HEARTS OF PALM CAKES, from Dan Irvin
A meat-free alternative to crab cakes that Irvin created for UO Catering
Ingredients
- 16 ounce can, whole hearts of palm
- 1/4 cup sweet chili Thai sauce
- 1 3/4 teaspoons Cajun seasoning
- 3/4 teaspoons Kosher salt
- 1 tablespoon + 1 teaspoon mayonnaise
- 1/8 cup cilantro, finely chopped
- 1/4 cup panko breadcrumbs, plus extra for final coating
- 1 egg, beaten
Method
- Drain and rinse hearts of palm under cold water, pat dry, shred
- Combine in bowl: hearts of palm, sweet chili sauce, spices, salt, mayonnaise, cilantro and panko.

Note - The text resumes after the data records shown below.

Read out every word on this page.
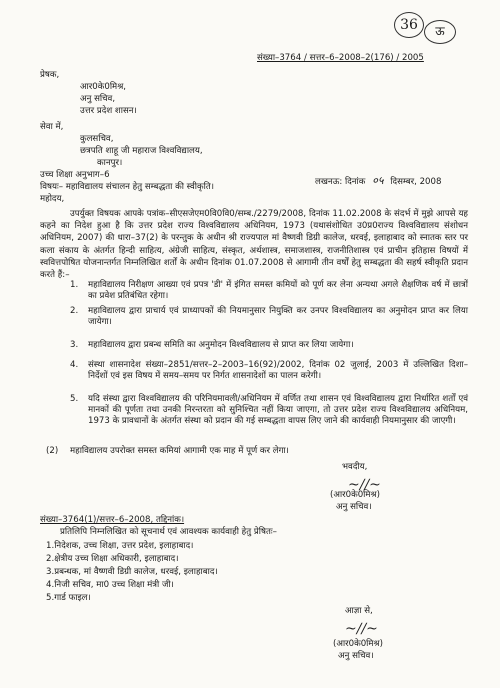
36 ऊ
संख्या–3764 / सत्तर–6–2008–2(176) / 2005
प्रेषक,
आर0के0मिश्र,
अनु सचिव,
उत्तर प्रदेश शासन।
सेवा में,
कुलसचिव,
छत्रपति शाहू जी महाराज विश्वविद्यालय,
कानपुर।
उच्च शिक्षा अनुभाग–6
लखनऊ: दिनांक ०५ दिसम्बर, 2008
विषयः– महाविद्यालय संचालन हेतु सम्बद्धता की स्वीकृति।
महोदय,
उपर्युक्त विषयक आपके पत्रांक–सीएसजेएम0वि0वि0/सम्ब./2279/2008, दिनांक 11.02.2008 के संदर्भ में मुझे आपसे यह कहने का निदेश हुआ है कि उत्तर प्रदेश राज्य विश्वविद्यालय अधिनियम, 1973 (यथासंशोधित उ0प्र0राज्य विश्वविद्यालय संशोधन अधिनियम, 2007) की धारा–37(2) के परन्तुक के अधीन श्री राज्यपाल मां वैष्णवी डिग्री कालेज, धरवई, इलाहाबाद को स्नातक स्तर पर कला संकाय के अंतर्गत हिन्दी साहित्य, अंग्रेजी साहित्य, संस्कृत, अर्थशास्त्र, समाजशास्त्र, राजनीतिशास्त्र एवं प्राचीन इतिहास विषयों में स्ववित्तपोषित योजनान्तर्गत निम्नलिखित शर्तों के अधीन दिनांक 01.07.2008 से आगामी तीन वर्षों हेतु सम्बद्धता की सहर्ष स्वीकृति प्रदान करते हैं:–
1. महाविद्यालय निरीक्षण आख्या एवं प्रपत्र 'डी' में इंगित समस्त कमियों को पूर्ण कर लेना अन्यथा अगले शैक्षणिक वर्ष में छात्रों का प्रवेश प्रतिबंधित रहेगा।
2. महाविद्यालय द्वारा प्राचार्य एवं प्राध्यापकों की नियमानुसार नियुक्ति कर उनपर विश्वविद्यालय का अनुमोदन प्राप्त कर लिया जायेगा।
3. महाविद्यालय द्वारा प्रबन्ध समिति का अनुमोदन विश्वविद्यालय से प्राप्त कर लिया जायेगा।
4. संस्था शासनादेश संख्या–2851/सत्तर–2–2003–16(92)/2002, दिनांक 02 जुलाई, 2003 में उल्लिखित दिशा–निर्देशों एवं इस विषय में समय–समय पर निर्गत शासनादेशों का पालन करेगी।
5. यदि संस्था द्वारा विश्वविद्यालय की परिनियमावली/अधिनियम में वर्णित तथा शासन एवं विश्वविद्यालय द्वारा निर्धारित शर्तों एवं मानकों की पूर्णता तथा उनकी निरन्तरता को सुनिश्चित नहीं किया जाएगा, तो उत्तर प्रदेश राज्य विश्वविद्यालय अधिनियम, 1973 के प्रावधानों के अंतर्गत संस्था को प्रदान की गई सम्बद्धता वापस लिए जाने की कार्यवाही नियमानुसार की जाएगी।
(2) महाविद्यालय उपरोक्त समस्त कमियां आगामी एक माह में पूर्ण कर लेगा।
भवदीय,
~∕∕~
(आर0के0मिश्र)
अनु सचिव।
संख्या–3764(1)/सत्तर–6–2008, तद्दिनांक।
प्रतिलिपि निम्नलिखित को सूचनार्थ एवं आवश्यक कार्यवाही हेतु प्रेषितः–
1.निदेशक, उच्च शिक्षा, उत्तर प्रदेश, इलाहाबाद।
2.क्षेत्रीय उच्च शिक्षा अधिकारी, इलाहाबाद।
3.प्रबन्धक, मां वैष्णवी डिग्री कालेज, धरवई, इलाहाबाद।
4.निजी सचिव, मा0 उच्च शिक्षा मंत्री जी।
5.गार्ड फाइल।
आज्ञा से,
~∕∕~
(आर0के0मिश्र)
अनु सचिव।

Taste and asjust seasoning with salt to desired preference.
- Add egg and mix.
- Scoop the mixture into approximately 2-inch balls, coat with additional panko and place on a parchment-lined sheet pan.
- Preheat oven to 350 degrees.
- Oil and preheat griddle to medium high heat.
- Working in batches, sear cakes until golden brown, flip and flatten to desired thickness and continue cooking until golden brown.
- Transfer to sheet pan and continue until all cakes have been seared.
- Place sheet pans in preheated oven and cook to internal temperature of 165 degrees (10-15 minutes).
- Serve with tartar sauce, rémoulade or fresh lemon juice.
GRANDMA BARB'S PIE CRUST, from Terra Stock
Makes two pies
Ingredients
- 5 cups all-purpose flour
- 1 tablespoon brown sugar
- 1 teaspoon baking powder
- 1 teaspoon kosher salt
- 2 cups shortening
- 1 egg
- 1 tablespoon apple cider vinegar
- 3/4 cup of cold water
Method
- Mix all dry ingredients together in a bowl.
- Using your hands, cut the shortening into the dry mix by gently mixing the shortening into the flour.
- Stop once pea-sized balls of shortening form.
- In a small bowl add the whole egg and whisk together with vinegar. Add to flour mixture.
- Add cold water until a dough forms. Wrap in plastic and refrigerate for 30 minutes.
- Once ready to make your pie, roll out dough to your desired thickness.